Minimalismus als Vielfältigkeit
Zum Glück gibt es gerade unter Minimalisten schon sehr viele Varianten und Formen, in denen diese Energien konstruktiv genutzt und wo genau dies gelebt wird. Wer einmal die unterschiedlichen Internet-Blogs durchstöbert hat, wer Minimalisten persönlich getroffen und kennengelernt hat, der findet dort auch Vielfältigkeit, Toleranz, Miteinander, sowie endlose praktische Tipps, Anregungen, Hilfsbereitschaft. Meinen herzlichen Dank dafür – möge sich davon MAXIMAL viel unter uns verbreiten.
Ich stimme mit Ihren Gedanken und Hoffnungen, dass Sie auch die minimalistischen Lebensstil genießen, wie ich bin. Minimalismus lehrte uns die Einfachheit Lektion für die Erhöhung unserer Lebens Bedeutung.
Du schreibst: “ Minimalismus ist kein Endzustand. Ich denke, es ist ein Prozess und ein Lebensstil, ein „auf-dem-Weg-Sein“ – immer wieder überprüfen, was ich wirklich benötige, liebe, brauche.“
Besser könnte man es nicht ausdrücken und ich kann auch Tanjas Kommentar nur zustimmen. Ich finde deinen Artikel richtig gut, denn so denke ich auch. Man muss kein schlechtes Gewissen haben, wenn man etwas kauft oder 12 Gabeln und Messer hat. Es geht darum, sich zu fragen, mit was man glücklich wird und das sind nicht die materiellen Dinge, die einem das Leben voll stopfen. Wenn man weniger hat, Dinge, die man wirklich braucht, kann man sich besser auf das konzentrieren, das schätzen, was einem wirklich etwas wert ist.
LG, Ingrid
Hallo Gabi,
schöner Text. Selbst beim Kaffeelöffel muss der „richtige“ Lifestyle her. Haha! Ich traue mich ja niemanden mehr einzuladen. Und welcher nächste Woche? Jede Woche eine neue Welt. Die Mode von heute ist der Krempel von morgen. Und wie gut es sich anfühlt, wenn diese Rotation im eigenen Leben nicht mehr ist, gell.
Ich mochte den Technikkram bisher unterwegs auch nicht. Mit Kind weiß ich seit dieser Woche, dass Sprachnachrichten einfach gut tun, wenn es nicht mehr auf Skiern sondern auf Krücken unterwegs ist. Was ich aber nie verstehen werde, warum man bei Outdoor Touren vernetzt und verkabelt ist. Ich persönlich wollte da immer meine Ruhe haben.
Mit den Ressourcen hast du auch recht.
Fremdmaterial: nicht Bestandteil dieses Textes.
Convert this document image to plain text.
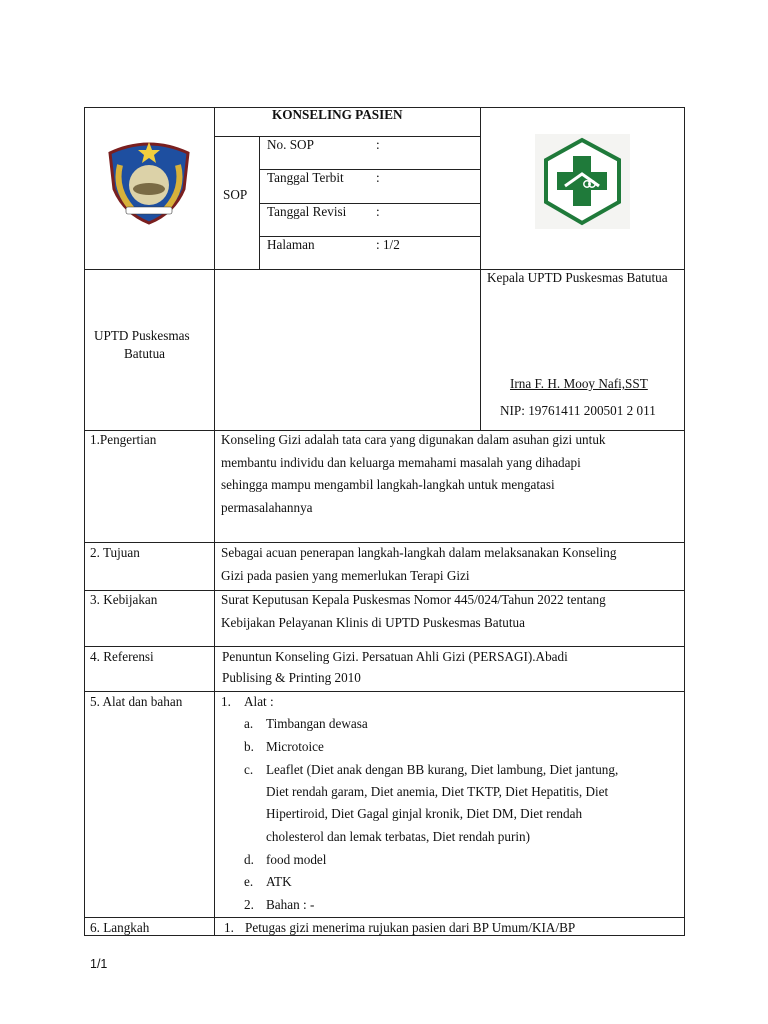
KONSELING PASIEN
SOP
No. SOP	:
Tanggal Terbit :
Tanggal Revisi :
Halaman	: 1/2
UPTD Puskesmas
Batutua
Kepala UPTD Puskesmas Batutua
Irna F. H. Mooy Nafi,SST
NIP: 19761411 200501 2 011
1.Pengertian	Konseling Gizi adalah tata cara yang digunakan dalam asuhan gizi untuk
membantu individu dan keluarga memahami masalah yang dihadapi
sehingga mampu mengambil langkah-langkah untuk mengatasi
permasalahannya
2. Tujuan	Sebagai acuan penerapan langkah-langkah dalam melaksanakan Konseling
Gizi pada pasien yang memerlukan Terapi Gizi
3. Kebijakan	Surat Keputusan Kepala Puskesmas Nomor 445/024/Tahun 2022 tentang
Kebijakan Pelayanan Klinis di UPTD Puskesmas Batutua
4. Referensi	Penuntun Konseling Gizi. Persatuan Ahli Gizi (PERSAGI).Abadi
Publising & Printing 2010
5. Alat dan bahan	1. Alat :
a. Timbangan dewasa
b. Microtoice
c. Leaflet (Diet anak dengan BB kurang, Diet lambung, Diet jantung,
Diet rendah garam, Diet anemia, Diet TKTP, Diet Hepatitis, Diet
Hipertiroid, Diet Gagal ginjal kronik, Diet DM, Diet rendah
cholesterol dan lemak terbatas, Diet rendah purin)
d. food model
e. ATK
2. Bahan : -
6. Langkah	1. Petugas gizi menerima rujukan pasien dari BP Umum/KIA/BP
1/1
Die „normalen“ Menschen in meinem Umfeld – ich hab mal gefragt – wechseln nicht ständig den Stromanbieter. Ich tue es auch nicht mehr. Der Aufwand ist uns zu groß. Ich schaue lieber nach meinen eigenen Ressourcen. Ich will auch noch Freizeit haben und nicht nur die Welt retten (mit mäßigen Ergebnissen). Mein Lebensstil ist also nicht so sehr nachhaltig. Durch das weniger Konsumieren trage ich aber automatisch bei.